Snow, who lived from 1905 to 1980. was a scientist and civil servant who served in the Lords as a minister in Harold Wilson's short-lived Ministry of Technology.
He was also a novelist and was at one time was taken enormously seriously by the critics. Since his death, though his sequence Strangers and Brothers has been adapted by the BBC for both radio and television, he has fallen into almost total eclipse.
Really, it is the writers this doesn't happen to who need explaining, but reading Snow today it is difficult to see why he enjoyed such a reputation. As Simon Hoggart once observed, his characters address one another in the language of Times editorials.
Even the famous phrase he coined - "the corridors of power" - seems to be used less these days.
Anyway, Snow's plaque is not on his birthplace, which has disappeared, but on the house next door.
When I read about this I remembered the German raids on the area around Leicester station. You can map where the bombs fell by finding the postwar buildings dotted down incongruously among the Victorian streets.
Could the same thing have happened here in Aylestone? It did.
The air raid near Leicester station took place in November 1940 and was the city's worst night of bombing in the war. But its first raid was in August 1940, when the streets where Snow's house stood were attacked.
As we came up the Saffron Lane past the end of Cavendish Road the gas main was blazing and I could see lots of bomb damage, many buildings were in ruins, people were just being rescued with ambulance’s and fire engines all around. This was less than half an hour after the raid.
Six people were killed; Cavendish Road was only one mile from our house. In broad daylight the German Dornier Do.17 bomber flying very low curved round the gas works after dropping its bombs (it missed), straight towards our house.
Mother had the pram with Graham in it just approaching our front gates. My brothers Arthur and Tony had been debating what sort of plane it was, when they decided it was German, they made a dash for our shelter.
Mum had heard reports of German planes machine gunning civilians; she snatched Graham up out of his pram and made a dash for the shelter just as the plane roared over, my mother fell into the Anderson shelter; mum was black and blue for weeks.
The six people who died are now remembered on a discreet plaque on the wall of a hall attached to the Ecumenical Church of the Nativity, which stands where Cavendish Road joins Snow's Richmond Road.
So was Snow's old family home destroyed by a German bomb? No, but it was damaged.
Snow's brother Philip was himself a remarkable man who captained Leicestershire's second XI, became a colonial administrator and captained Fiji in first-class games.
In his memoirs Philip Snow recalled:
As the bombing of England started in earnest in 1940, my conscience in beautiful remote Lau was deeply stirred, not least when I heard that the area around our Richmond Road house in Leicester was almost the first to be bombed.

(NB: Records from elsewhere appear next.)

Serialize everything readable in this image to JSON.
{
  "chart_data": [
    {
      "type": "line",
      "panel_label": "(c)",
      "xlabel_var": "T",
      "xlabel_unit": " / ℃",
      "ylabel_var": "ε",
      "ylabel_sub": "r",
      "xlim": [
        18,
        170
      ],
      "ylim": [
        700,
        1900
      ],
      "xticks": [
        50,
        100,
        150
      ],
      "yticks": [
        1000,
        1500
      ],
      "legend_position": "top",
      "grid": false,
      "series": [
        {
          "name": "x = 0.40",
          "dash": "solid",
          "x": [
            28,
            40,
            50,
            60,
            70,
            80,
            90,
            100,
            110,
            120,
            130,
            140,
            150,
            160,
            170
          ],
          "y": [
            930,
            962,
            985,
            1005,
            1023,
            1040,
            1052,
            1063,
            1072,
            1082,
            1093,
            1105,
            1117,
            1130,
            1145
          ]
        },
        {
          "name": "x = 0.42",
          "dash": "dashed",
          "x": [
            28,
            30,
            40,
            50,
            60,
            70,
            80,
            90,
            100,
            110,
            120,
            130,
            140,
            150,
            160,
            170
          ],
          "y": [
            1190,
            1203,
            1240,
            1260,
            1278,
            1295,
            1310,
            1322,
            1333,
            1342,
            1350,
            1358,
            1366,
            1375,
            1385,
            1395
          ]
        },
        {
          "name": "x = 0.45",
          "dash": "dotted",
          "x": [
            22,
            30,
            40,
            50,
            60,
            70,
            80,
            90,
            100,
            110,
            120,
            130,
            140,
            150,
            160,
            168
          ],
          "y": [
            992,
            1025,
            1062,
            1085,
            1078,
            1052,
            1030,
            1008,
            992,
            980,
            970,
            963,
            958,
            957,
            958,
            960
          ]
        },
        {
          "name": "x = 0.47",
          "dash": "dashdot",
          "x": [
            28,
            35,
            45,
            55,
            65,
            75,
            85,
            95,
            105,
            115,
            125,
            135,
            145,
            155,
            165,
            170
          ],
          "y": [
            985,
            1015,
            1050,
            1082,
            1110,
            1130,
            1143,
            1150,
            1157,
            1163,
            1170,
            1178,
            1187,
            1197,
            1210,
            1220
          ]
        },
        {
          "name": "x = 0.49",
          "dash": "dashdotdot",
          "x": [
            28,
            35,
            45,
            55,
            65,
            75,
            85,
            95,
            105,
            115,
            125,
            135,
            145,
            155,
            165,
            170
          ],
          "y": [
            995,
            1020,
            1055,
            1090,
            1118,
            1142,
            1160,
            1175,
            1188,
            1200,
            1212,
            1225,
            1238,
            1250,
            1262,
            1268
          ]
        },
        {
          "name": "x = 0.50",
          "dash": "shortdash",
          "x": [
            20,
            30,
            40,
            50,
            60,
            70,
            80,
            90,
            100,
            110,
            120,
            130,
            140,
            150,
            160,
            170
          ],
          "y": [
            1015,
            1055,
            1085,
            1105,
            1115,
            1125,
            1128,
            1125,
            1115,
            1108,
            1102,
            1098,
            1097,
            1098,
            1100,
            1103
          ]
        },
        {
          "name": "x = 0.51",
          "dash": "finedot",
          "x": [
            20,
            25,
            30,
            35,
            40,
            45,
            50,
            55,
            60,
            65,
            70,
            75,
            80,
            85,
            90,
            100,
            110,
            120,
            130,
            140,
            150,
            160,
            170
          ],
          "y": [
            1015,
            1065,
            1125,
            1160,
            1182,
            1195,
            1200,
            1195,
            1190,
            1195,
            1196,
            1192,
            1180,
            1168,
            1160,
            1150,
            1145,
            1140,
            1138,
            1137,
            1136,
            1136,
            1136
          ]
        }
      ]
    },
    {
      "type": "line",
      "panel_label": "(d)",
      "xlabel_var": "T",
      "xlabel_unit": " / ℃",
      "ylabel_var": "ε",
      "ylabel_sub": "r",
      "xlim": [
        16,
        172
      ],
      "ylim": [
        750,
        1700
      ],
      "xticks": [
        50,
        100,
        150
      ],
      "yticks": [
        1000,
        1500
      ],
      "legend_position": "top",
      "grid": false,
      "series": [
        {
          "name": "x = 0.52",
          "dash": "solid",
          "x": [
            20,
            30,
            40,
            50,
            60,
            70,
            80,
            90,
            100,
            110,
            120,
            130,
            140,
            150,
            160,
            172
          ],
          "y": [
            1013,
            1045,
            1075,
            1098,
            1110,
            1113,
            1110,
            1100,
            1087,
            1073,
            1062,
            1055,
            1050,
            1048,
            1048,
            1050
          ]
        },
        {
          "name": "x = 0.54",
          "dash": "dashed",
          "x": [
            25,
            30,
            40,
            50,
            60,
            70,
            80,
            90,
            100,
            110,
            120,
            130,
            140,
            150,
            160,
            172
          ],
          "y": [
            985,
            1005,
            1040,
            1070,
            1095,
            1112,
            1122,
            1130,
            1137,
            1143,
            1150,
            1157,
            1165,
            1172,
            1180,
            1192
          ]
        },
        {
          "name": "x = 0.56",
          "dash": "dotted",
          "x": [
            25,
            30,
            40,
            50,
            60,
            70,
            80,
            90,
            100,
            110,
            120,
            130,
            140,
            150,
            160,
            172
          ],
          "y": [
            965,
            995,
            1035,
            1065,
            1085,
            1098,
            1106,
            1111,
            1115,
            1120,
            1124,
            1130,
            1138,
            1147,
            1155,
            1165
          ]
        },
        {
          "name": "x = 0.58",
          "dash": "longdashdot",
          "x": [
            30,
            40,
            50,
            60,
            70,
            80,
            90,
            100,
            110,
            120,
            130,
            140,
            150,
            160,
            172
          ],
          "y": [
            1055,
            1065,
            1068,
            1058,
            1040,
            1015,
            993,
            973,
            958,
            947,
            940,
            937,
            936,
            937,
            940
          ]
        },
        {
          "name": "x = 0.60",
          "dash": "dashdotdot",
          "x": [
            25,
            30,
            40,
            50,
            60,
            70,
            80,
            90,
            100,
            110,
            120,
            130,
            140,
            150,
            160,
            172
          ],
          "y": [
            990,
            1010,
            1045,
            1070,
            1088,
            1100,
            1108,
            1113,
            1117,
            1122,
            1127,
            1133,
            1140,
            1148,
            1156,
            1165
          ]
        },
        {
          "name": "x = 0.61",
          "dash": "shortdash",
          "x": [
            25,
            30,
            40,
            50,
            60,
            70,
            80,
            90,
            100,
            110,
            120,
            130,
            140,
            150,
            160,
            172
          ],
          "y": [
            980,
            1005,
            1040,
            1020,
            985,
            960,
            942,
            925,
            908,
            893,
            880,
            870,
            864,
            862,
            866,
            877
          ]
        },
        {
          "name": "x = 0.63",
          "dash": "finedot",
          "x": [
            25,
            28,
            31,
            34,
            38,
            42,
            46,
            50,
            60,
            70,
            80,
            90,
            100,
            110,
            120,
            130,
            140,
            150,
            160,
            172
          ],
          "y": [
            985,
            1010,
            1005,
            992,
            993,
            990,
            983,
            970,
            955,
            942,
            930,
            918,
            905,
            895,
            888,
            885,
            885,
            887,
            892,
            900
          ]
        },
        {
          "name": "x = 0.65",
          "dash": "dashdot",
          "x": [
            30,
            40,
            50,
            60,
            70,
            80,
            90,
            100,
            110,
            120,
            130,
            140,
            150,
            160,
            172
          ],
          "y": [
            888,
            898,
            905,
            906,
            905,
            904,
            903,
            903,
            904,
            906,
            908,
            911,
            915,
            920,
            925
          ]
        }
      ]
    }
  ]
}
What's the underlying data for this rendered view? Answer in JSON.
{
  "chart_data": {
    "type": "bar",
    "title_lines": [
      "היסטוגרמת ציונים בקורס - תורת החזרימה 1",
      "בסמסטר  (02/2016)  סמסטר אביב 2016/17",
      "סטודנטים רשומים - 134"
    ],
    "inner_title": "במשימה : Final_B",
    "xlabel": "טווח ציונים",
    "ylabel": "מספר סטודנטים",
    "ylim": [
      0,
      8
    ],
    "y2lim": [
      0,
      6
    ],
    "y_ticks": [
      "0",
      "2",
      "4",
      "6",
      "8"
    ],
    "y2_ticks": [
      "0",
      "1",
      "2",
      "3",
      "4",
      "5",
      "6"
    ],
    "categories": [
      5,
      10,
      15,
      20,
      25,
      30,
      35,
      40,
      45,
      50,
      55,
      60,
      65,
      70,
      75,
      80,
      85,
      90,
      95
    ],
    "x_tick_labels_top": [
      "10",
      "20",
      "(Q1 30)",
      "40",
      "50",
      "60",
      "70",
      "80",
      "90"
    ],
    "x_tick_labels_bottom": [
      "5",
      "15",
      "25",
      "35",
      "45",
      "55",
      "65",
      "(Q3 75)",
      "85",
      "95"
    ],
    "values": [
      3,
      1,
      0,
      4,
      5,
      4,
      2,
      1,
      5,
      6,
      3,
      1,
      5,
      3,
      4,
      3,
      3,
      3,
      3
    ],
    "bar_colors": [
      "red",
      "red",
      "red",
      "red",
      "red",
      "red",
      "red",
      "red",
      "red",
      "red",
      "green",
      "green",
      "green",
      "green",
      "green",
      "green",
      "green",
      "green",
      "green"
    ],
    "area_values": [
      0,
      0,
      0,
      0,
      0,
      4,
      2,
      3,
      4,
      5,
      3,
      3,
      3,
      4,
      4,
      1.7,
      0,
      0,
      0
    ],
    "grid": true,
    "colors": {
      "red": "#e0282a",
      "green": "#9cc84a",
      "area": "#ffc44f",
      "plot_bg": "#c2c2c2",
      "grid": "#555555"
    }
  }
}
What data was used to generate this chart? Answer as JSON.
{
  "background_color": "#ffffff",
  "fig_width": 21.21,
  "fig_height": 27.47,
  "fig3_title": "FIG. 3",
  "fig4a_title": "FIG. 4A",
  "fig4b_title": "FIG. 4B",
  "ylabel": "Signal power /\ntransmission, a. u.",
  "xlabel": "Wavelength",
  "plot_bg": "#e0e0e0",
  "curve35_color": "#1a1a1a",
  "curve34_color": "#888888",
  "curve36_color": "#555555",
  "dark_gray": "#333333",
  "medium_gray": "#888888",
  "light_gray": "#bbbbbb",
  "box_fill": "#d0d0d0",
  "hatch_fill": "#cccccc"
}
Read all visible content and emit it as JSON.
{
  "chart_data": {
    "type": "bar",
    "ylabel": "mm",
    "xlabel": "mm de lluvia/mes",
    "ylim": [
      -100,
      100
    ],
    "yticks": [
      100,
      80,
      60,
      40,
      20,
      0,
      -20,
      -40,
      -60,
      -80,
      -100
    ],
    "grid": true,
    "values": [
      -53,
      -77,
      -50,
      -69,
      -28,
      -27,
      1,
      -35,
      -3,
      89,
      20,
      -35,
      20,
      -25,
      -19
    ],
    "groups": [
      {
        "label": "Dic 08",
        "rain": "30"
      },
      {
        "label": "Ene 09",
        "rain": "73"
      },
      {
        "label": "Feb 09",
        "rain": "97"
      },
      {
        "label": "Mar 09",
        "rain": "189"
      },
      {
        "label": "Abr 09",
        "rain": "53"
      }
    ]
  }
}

A single German plane had dropped its bombs near the gasometers and all along the unbroken line of terraced house in Cavendish Road, which was at the bottom of our garden: flying fragments has smashed our third-storey windows and some people living parallel to us had been killed.
It's a long way from lower middle-class Leicester to Fiji or the House of Lords.
1 comment:
"The two cultures" was another CP Snow coinage which has been largely forgotten. The phrase which comes to me now at each sign of advancing years is "arrest of life".